63. Par ailleurs, l'article L335-3-1 3° prohibe la
fourniture de services aux fins prévues au 1° du même article
cité plus haut. Cette acceptation permet même de sanctionner la
simple fourniture d'informations propres à permettre le contournement de
mesures techniques de protection.
64. Ces différents modes de protections des mesures
techniques couvrent donc les différentes atteintes envisageables, et les
différents acteurs pouvant être impliqués. Qu'il s'agisse
du simple utilisateur ou du technicien monnayant ses services pour contourner
ces mesures, ou encore l'internaute qui, dans un but altruiste ou de
rébellion, publie des solutions propres à porter échec
à ces outils de protection. La protection légal promet donc une
réelle effectivité de ces mesures qui permettent de limiter les
atteintes aux droits d'auteurs. Pourtant, ces mesures se révèlent
inefficaces.

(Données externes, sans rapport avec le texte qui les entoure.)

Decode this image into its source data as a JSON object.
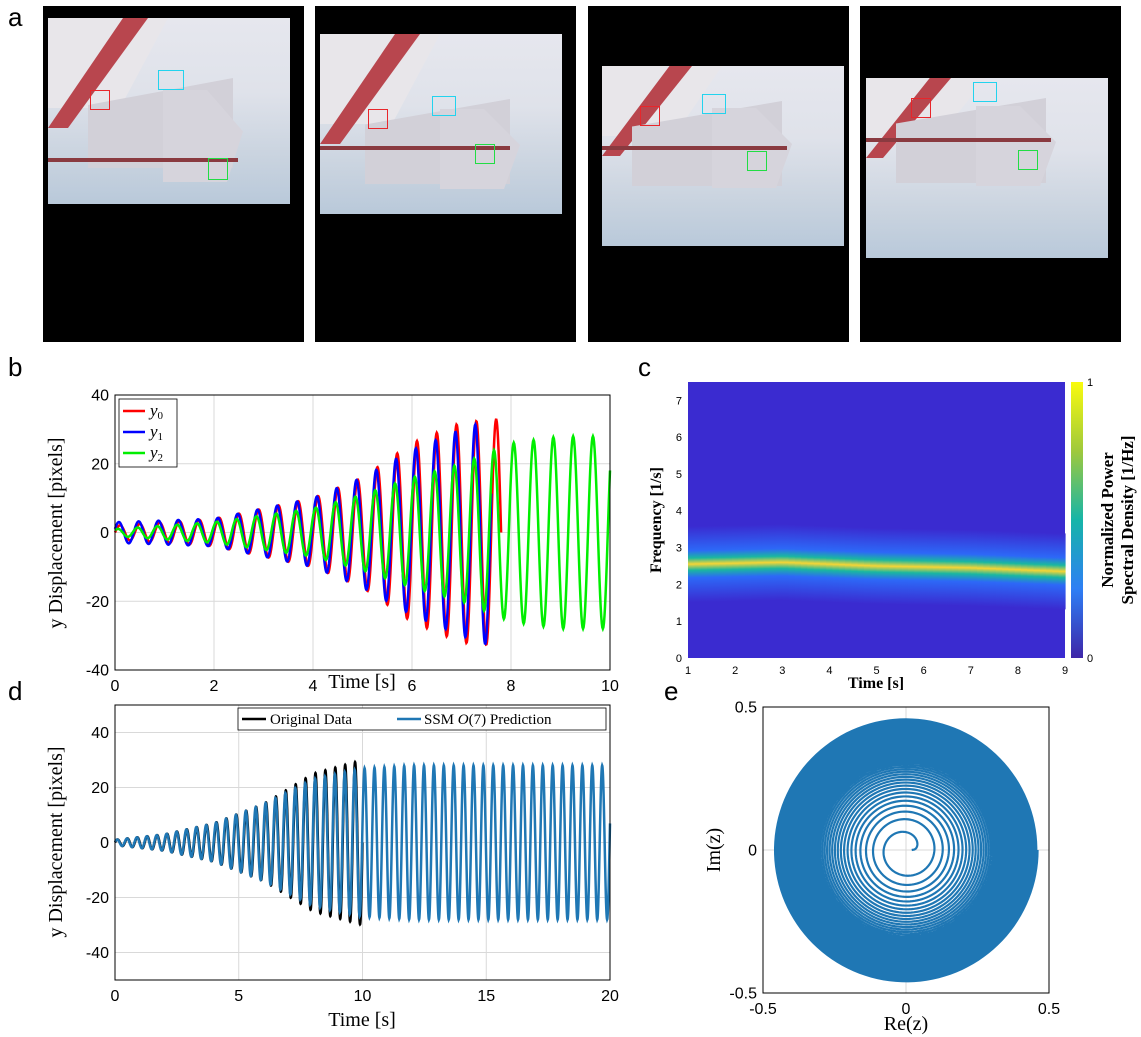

En effet, si la législation ne semble pas à parfaire
quant au dispositif propre aux mesures techniques, elle reste mince concernant
les limitations à leur utilisation. Face à ce que l'on peut
qualifier d'abus de la part des titulaires de droits, les consommateurs ont pu
se sentir acculés et cette pression des ayants-droits a
entraîné un effet tout à fait contreproductif, causant
l'impossibilité de rendre l'utilisation de ces mesures pérenne en
matière musicale.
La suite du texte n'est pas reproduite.